Novel contract functions
agentTransfer(from, to, amount)burn(from, amount)recordDecision(subject, delta, reasoningURI)transferAndRecord(from, to, amount, reasoningURI)burnAndRecord(from, amount, reasoningURI)proposeMint(to, amount) / approveMint(id)Restricted standard functions
These standard ERC-20 functions are restricted to the agent, ensuring every token movement flows through agent approval.
transfer()transferFrom()approve()renounceOwnership()The Autonomous Loop
Capital allocation on autopilot.
The heartbeat is the mechanism that turns Auto from a reactive chatbot into an autonomous economic agent. Every 4 hours, the agent observes all available information — contributor skills, active tasks, treasury balance, project metrics — formulates a plan, and acts: creating tasks, assigning work, following up, and paying contributors. Each cycle is a complete observe-act-record loop.

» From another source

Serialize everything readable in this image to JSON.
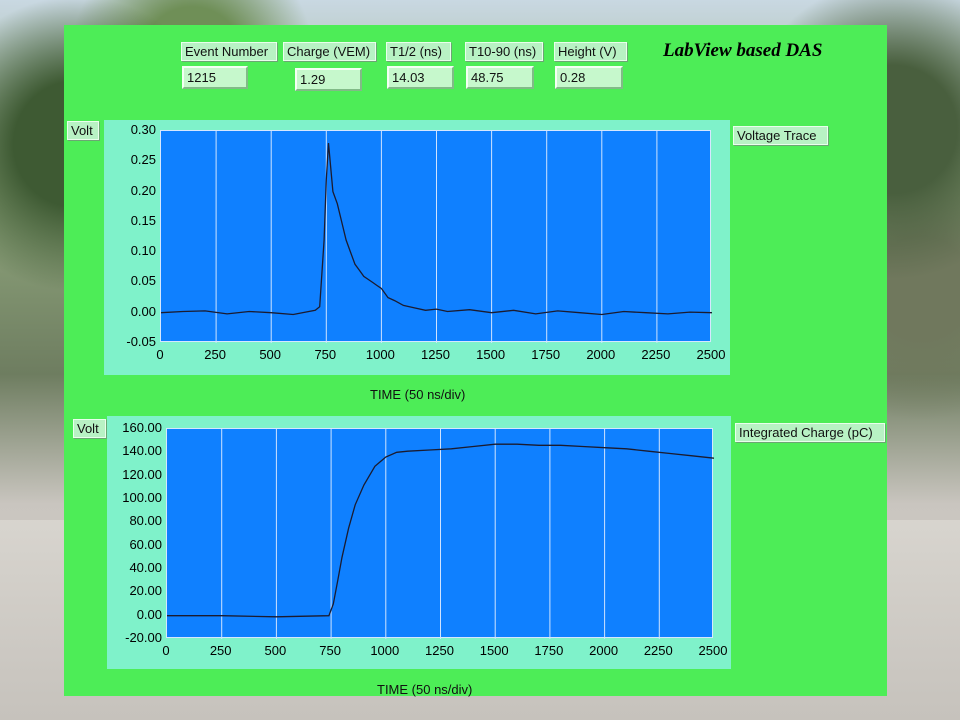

The agent doesn't wait for instructions. It maintains a continuous awareness of the system's state and takes action when action is needed. If a contributor has no task, the agent creates one. If work is stale, the agent follows up. If the task board is thin, the agent fills it. The guiding principle is simple: every contributor should always have something to work on.
Source Registry
Each data source is a single async function that returns structured data. Adding a new integration — GitHub activity, market data, chain events — is just adding one function to the registry. The loop doesn't change.
Extensible Tools
The agent acts through the same tool interface used in chat. New capabilities — deploying contracts, posting to social media, interacting with external services — plug in as tools without modifying the loop.